There’s no denying it, church events can be incredible ministry tools. Unfortunately, they can also drain your budget and burnout your staff. It is possible, however, to get all the benefits of hosting events without all the trouble. How do you do it? Plan in advance. In fact, I recommend planning church events a year out.
No, I’m not saying you need to create a detailed to-do list a year ahead. However, it’s wise to decide which events your church will host for the year. By doing this early, your team will have time to get all their ideas on the table, discuss what events are best at each time of year, and determine whether or not you need to space the events out. From my own event planning experience, doing this exercise when there’s no time crunch will help everyone to stay focused on the big picture.
Here’s how to get started planning church events a year ahead:
Step #1: Put Everything on the Calendar
This is the fun part: Get a huge wall calendar (erasable is best) and write out every event you intend to host in the upcoming year. Have each ministry department leader put their events on the calendar and make sure you include all other church-wide events.
Step #2: Organize a Calendar Review Meeting
Once you’ve written them all down in one calendar, organize an event review meeting. It’s important to have all ministry department leaders, the Executive Pastor, Senior Pastor, and ministry support department leaders (Finance, Communications, Facilities, etc.) participate in this calendar review.
Step #3: Discuss the Calendar
At the calendar review meeting, get to a bit more detail for each event you intend to host. Here are some questions to help you move along the discussion:
- Have we hosted this event before? If so, was it successful? If not, why do we want to do it again?
- Do we have too many events within a 4- to 6-week timeframe? If so, which ones can we move — if they aren’t specific to a season or holiday — or eliminate?
- What else is going on in our church or community that might conflict with any of these events? For example:
- Does your community host a large charity race, fair, parade, or another big event that would conflict with a potential church event?
- Do you have any remodeling or building projects coming up that could impact your ability to host an event during a certain timeframe?
- For summertime events: How engaged is your congregation in church events during the summer months? Do most people take a vacation or do they stay around town? Consider this before planning too many summer activities.

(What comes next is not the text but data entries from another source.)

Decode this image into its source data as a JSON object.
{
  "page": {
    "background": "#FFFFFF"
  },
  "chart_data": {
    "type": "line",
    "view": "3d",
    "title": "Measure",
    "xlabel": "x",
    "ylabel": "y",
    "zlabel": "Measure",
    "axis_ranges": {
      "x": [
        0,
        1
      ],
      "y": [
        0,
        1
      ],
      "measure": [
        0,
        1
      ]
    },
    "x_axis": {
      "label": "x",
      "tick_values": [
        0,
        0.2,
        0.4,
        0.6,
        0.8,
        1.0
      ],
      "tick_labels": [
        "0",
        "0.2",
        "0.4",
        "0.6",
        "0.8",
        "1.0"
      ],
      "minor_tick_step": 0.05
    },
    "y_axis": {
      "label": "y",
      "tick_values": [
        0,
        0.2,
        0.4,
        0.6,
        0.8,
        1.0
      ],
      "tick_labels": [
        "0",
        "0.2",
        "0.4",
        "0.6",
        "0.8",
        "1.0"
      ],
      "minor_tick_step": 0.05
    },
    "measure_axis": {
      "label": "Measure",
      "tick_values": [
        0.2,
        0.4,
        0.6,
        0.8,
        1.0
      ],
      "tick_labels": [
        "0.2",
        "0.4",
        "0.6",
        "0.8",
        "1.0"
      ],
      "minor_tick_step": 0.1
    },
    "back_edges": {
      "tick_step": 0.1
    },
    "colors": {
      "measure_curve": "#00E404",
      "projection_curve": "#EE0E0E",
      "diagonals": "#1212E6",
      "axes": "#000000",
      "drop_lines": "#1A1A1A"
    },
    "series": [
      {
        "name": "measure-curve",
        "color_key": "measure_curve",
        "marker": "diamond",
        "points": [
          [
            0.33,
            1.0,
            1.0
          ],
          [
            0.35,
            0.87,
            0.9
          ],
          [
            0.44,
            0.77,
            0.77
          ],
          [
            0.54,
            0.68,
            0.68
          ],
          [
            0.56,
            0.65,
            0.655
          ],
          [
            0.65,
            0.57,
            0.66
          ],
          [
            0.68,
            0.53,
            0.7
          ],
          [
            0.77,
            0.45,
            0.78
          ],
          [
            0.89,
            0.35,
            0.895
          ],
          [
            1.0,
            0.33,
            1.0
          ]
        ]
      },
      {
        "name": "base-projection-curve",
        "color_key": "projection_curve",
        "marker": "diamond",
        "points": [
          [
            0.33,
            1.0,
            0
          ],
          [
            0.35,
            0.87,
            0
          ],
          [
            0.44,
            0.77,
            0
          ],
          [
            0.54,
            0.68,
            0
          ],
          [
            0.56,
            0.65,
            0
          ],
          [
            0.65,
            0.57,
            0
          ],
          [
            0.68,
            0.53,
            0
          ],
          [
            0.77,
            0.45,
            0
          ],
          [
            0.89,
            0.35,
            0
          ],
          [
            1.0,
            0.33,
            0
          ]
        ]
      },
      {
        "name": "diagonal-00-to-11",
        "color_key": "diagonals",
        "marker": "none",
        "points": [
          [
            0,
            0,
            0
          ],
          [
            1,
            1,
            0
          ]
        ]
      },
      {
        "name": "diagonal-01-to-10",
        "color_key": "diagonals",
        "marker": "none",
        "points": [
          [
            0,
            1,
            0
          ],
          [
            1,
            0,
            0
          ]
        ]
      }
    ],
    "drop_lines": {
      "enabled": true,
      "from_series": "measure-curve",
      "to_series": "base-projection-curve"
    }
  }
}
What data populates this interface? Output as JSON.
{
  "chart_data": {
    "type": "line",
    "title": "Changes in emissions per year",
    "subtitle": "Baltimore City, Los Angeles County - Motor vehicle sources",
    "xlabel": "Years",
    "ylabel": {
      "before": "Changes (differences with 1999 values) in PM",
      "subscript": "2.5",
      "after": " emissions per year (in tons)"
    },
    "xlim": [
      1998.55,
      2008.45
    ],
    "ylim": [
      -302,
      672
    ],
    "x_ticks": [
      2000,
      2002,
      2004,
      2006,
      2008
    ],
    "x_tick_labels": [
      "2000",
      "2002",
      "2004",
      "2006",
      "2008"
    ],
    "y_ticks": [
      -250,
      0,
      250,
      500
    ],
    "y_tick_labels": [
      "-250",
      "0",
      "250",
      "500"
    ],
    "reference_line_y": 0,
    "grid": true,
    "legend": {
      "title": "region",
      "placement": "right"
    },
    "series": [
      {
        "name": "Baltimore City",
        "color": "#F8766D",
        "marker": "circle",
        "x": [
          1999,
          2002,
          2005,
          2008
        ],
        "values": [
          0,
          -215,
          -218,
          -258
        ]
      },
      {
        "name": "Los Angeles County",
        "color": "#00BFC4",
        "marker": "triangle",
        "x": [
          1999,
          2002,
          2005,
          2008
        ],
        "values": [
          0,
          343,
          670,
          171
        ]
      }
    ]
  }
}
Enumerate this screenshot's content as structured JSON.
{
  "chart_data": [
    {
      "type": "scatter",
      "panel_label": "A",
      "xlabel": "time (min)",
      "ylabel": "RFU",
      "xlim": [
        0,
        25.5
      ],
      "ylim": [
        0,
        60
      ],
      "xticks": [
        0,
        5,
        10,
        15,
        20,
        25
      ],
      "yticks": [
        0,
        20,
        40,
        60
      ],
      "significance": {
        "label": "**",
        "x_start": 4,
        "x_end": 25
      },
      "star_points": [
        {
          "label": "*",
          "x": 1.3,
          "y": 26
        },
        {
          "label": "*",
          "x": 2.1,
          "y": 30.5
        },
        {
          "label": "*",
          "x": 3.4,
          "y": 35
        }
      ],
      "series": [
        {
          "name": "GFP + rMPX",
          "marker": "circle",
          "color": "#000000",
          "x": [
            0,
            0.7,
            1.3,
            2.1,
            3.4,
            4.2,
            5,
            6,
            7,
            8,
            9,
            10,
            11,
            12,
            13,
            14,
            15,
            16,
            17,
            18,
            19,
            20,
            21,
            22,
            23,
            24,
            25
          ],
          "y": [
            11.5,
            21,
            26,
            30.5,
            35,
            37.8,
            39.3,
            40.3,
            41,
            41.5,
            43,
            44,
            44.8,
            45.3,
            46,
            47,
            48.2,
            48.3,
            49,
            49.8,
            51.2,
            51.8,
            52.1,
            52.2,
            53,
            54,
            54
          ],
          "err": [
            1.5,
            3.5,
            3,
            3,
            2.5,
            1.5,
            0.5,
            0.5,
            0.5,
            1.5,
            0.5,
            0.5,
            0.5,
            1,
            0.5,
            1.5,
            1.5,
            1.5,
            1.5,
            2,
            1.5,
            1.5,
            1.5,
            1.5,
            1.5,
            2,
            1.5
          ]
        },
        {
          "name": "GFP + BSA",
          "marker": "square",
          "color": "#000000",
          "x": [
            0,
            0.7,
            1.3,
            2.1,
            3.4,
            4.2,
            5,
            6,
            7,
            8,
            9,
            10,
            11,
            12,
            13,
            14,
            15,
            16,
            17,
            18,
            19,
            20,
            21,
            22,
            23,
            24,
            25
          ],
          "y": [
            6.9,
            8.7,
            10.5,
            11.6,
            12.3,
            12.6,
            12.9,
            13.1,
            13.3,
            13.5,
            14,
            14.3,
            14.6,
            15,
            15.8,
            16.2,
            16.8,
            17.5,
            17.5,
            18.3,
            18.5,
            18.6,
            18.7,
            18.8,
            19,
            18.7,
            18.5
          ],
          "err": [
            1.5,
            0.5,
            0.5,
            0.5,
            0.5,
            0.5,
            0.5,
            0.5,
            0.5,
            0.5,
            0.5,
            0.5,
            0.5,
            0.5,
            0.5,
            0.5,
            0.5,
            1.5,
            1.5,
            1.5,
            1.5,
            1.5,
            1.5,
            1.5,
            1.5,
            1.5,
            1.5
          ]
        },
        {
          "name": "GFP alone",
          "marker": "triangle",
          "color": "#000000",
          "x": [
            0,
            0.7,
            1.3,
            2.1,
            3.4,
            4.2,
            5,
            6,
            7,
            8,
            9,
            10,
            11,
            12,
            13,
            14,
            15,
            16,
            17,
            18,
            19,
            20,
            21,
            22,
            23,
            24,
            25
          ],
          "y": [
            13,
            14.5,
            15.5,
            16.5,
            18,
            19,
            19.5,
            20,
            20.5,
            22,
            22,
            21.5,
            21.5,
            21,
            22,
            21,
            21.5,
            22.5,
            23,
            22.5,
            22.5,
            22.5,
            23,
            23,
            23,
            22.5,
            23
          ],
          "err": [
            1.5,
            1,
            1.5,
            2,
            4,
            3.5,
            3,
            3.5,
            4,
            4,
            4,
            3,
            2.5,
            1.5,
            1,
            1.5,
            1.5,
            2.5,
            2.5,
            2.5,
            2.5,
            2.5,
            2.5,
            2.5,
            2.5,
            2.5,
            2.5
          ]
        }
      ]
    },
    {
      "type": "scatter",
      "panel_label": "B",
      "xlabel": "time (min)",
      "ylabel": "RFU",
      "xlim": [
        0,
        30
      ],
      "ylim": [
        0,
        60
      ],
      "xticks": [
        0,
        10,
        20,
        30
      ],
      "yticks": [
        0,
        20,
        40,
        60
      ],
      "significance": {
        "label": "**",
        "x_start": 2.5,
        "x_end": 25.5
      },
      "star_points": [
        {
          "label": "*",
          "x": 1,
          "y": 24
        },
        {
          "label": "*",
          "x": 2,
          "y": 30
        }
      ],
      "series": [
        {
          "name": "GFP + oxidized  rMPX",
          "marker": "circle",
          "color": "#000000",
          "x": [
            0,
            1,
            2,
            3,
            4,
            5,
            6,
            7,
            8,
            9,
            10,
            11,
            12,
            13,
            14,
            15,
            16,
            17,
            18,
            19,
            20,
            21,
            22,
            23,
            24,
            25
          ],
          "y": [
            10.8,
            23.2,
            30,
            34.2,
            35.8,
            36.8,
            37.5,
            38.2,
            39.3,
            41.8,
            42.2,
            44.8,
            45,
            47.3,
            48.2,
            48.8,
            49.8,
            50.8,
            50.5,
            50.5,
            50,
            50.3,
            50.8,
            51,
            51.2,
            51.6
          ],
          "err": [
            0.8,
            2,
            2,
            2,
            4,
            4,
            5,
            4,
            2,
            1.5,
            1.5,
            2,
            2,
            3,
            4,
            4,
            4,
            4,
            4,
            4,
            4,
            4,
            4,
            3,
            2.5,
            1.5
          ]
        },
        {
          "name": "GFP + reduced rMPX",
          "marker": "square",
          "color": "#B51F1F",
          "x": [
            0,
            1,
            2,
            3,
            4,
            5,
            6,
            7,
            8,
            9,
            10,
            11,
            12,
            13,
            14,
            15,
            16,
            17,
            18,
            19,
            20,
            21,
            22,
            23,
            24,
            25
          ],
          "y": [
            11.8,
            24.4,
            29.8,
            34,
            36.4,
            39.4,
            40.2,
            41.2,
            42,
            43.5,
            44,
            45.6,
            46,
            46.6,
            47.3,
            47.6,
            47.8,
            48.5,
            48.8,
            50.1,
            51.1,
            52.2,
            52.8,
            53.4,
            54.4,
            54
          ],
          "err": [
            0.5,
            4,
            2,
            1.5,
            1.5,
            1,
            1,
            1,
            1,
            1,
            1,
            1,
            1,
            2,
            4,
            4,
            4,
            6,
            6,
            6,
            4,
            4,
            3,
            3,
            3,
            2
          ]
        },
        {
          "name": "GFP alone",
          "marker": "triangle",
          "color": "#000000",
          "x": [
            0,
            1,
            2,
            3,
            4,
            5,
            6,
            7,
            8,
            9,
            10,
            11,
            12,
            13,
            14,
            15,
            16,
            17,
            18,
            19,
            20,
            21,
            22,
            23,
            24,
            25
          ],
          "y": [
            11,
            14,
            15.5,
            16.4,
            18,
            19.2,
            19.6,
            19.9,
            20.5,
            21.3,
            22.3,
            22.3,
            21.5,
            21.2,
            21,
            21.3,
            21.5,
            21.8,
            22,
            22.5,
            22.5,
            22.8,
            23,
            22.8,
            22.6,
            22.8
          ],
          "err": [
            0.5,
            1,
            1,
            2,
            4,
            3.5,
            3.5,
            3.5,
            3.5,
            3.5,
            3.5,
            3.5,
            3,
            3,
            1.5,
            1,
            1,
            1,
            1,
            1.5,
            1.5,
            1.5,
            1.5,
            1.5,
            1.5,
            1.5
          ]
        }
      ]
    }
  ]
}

Step #4: Evaluate the Workload
Dive even deeper into your review discussion by evaluating the possible workload issues that could arise with too many events. Ask these questions:
- If you have several events within a 4- to 6-week timeframe, do you have enough volunteers to cover them without them having to work more than one event?
- Does your staff have the capacity to handle the preparation for several events at once? For example, can your Communications department create graphics, webpages, video announcements, and other promotional materials for multiple events at the same time? Even if many of the events are department-specific, the supporting departments will work on more than one event at a time.
Step #5: Consider the Budget
As you’re planning church events, the next thing to consider is the budget. Do you have a budget set (at least a draft) for each event proposed? If not, prepare those numbers before finalizing the calendar. You might find that you don’t have the cash flow to support several events at once. This could lead to you eliminating, scaling back, or spreading out events.
Planning church events can be a bonding and exciting experience for your team, but only if you have enough time to enjoy it. With a little bit of intentional planning ahead of time, you can set your team up for success down the road.